Et toi, Perrotin, tu n’en as pas eu ?
– Si, j’en ai eu, mais c’est ce b… de maréchal des logis qui me les a données, par injustice, parce que je ne lui paye pas assez de petits verres, quoique ça soit bien défendu d’accepter des consommations d’un inférieur, pourtant. Mais pas grand-chose, deux ou trois consignes. Je n’ai jamais été à la salle de police. J’en ai pas envie. Il paraît que ce n’est pas gai.

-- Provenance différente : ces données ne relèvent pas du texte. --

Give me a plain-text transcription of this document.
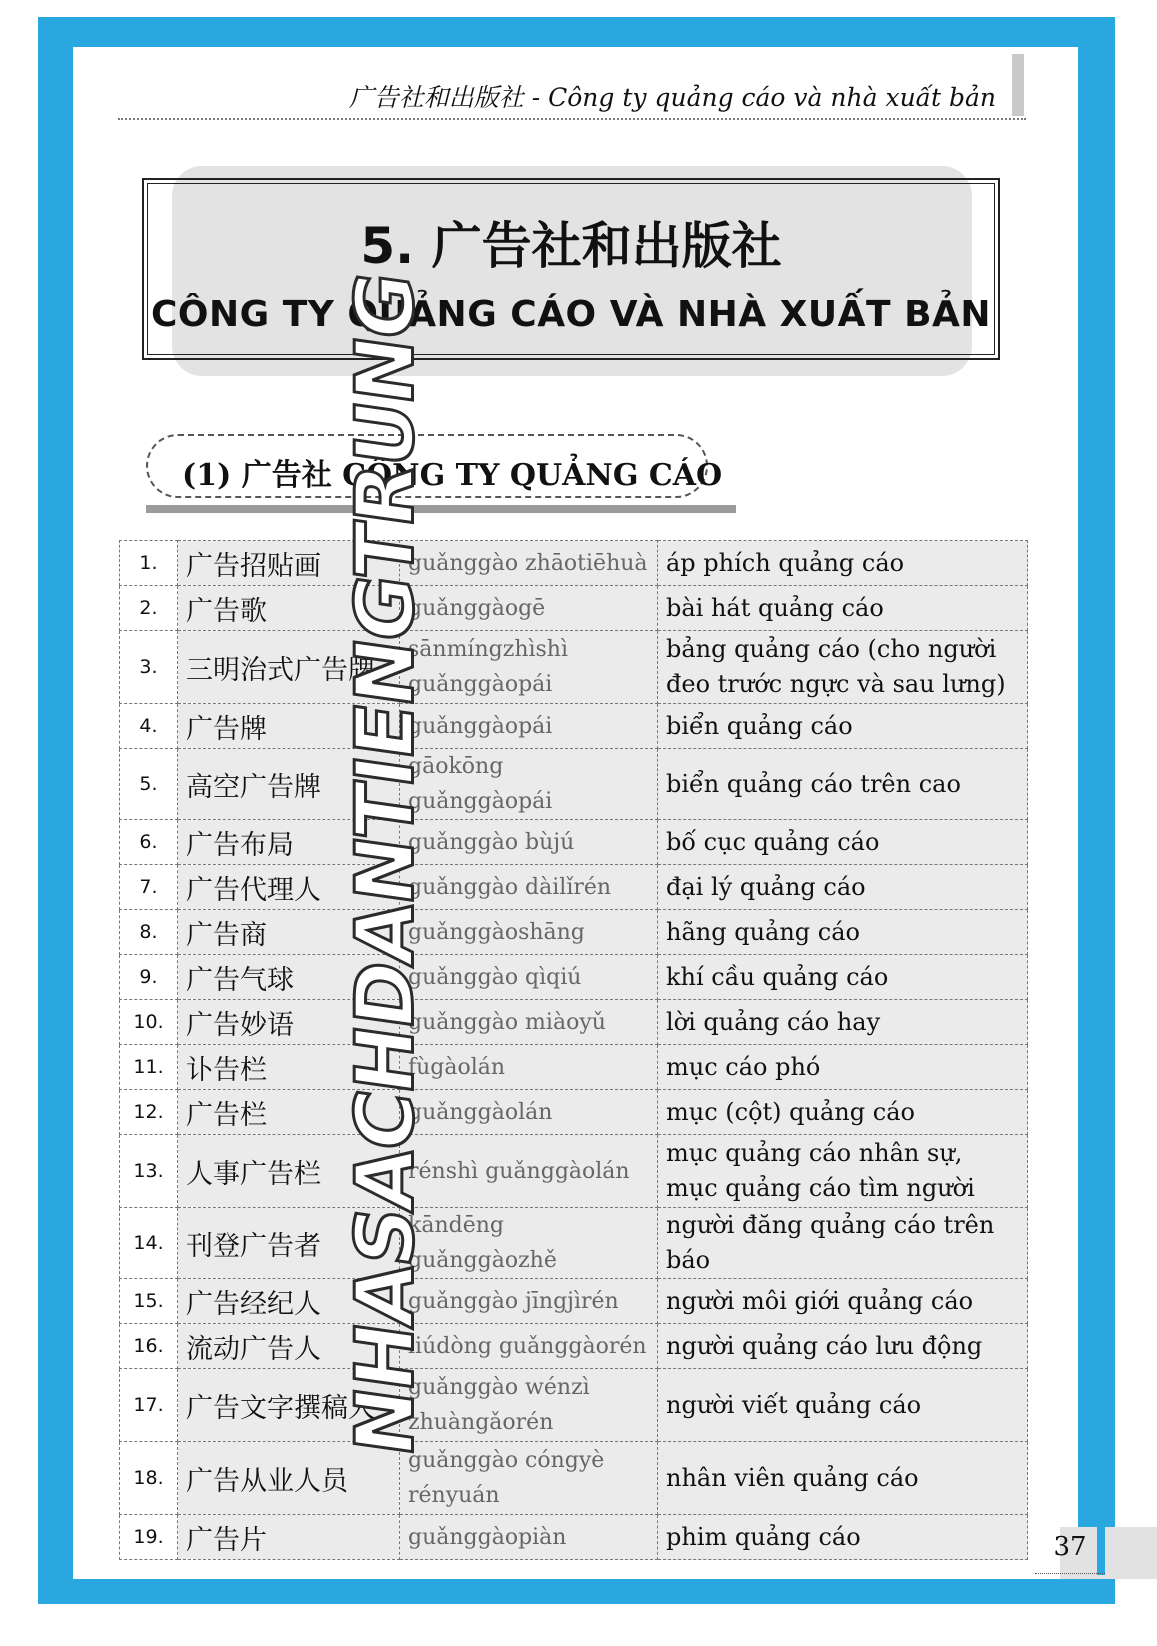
广告社和出版社 - Công ty quảng cáo và nhà xuất bản
5. 广告社和出版社
CÔNG TY QUẢNG CÁO VÀ NHÀ XUẤT BẢN
(1) 广告社 CÔNG TY QUẢNG CÁO
1.	广告招贴画	guǎnggào zhāotiēhuà	áp phích quảng cáo
2.	广告歌	guǎnggàogē	bài hát quảng cáo
3.	三明治式广告牌	sānmíngzhìshì guǎnggàopái	bảng quảng cáo (cho người đeo trước ngực và sau lưng)
4.	广告牌	guǎnggàopái	biển quảng cáo
5.	高空广告牌	gāokōng guǎnggàopái	biển quảng cáo trên cao
6.	广告布局	guǎnggào bùjú	bố cục quảng cáo
7.	广告代理人	guǎnggào dàilǐrén	đại lý quảng cáo
8.	广告商	guǎnggàoshāng	hãng quảng cáo
9.	广告气球	guǎnggào qìqiú	khí cầu quảng cáo
10.	广告妙语	guǎnggào miàoyǔ	lời quảng cáo hay
11.	讣告栏	fùgàolán	mục cáo phó
12.	广告栏	guǎnggàolán	mục (cột) quảng cáo
13.	人事广告栏	rénshì guǎnggàolán	mục quảng cáo nhân sự, mục quảng cáo tìm người
14.	刊登广告者	kāndēng guǎnggàozhě	người đăng quảng cáo trên báo
15.	广告经纪人	guǎnggào jīngjìrén	người môi giới quảng cáo
16.	流动广告人	liúdòng guǎnggàorén	người quảng cáo lưu động
17.	广告文字撰稿人	guǎnggào wénzì zhuàngǎorén	người viết quảng cáo
18.	广告从业人员	guǎnggào cóngyè rényuán	nhân viên quảng cáo
19.	广告片	guǎnggàopiàn	phim quảng cáo
NHASACHDANTIENGTRUNG
37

C’est ainsi que Fiammet fut mis au courant des hommes et des choses de ce monde inconnu. Tout naïfs que fussent les propos de Perrotin, il s’en dégageait une philosophie soldatesque qui donna à Fiammet un certain frisson de terreur. Fiammet, qui jusqu’à ce jour avait vécu sans se douter qu’il y eût au monde une autre volonté que la sienne quand il s’agissait de ses actions personnelles, sans se douter qu’un homme pouvait être appelé à exécuter pendant quarante-cinq mois les ordres de douze ou quinze maîtres étagés en autorité ascendante au-dessus de sa tête, Fiammet comprit vaguement qu’un esclavage absolu, écrasant, commençait pour lui, et qu’il était engagé dans un engrenage où tout ce qui résiste est broyé sans pitié. Mais c’était un garçon au cœur simple, au caractère résolu ; il avait surtout la gaieté, cette vertu si rare, ce cordial si puissant dans le combat de la vie. Ses premières impressions, en lui montrant le rire et la bonne humeur sur les visages de tous ces compagnons soumis à la même destinée, lui firent considérer sa situation sous un aspect moins sombre et prendre les choses du bon côté.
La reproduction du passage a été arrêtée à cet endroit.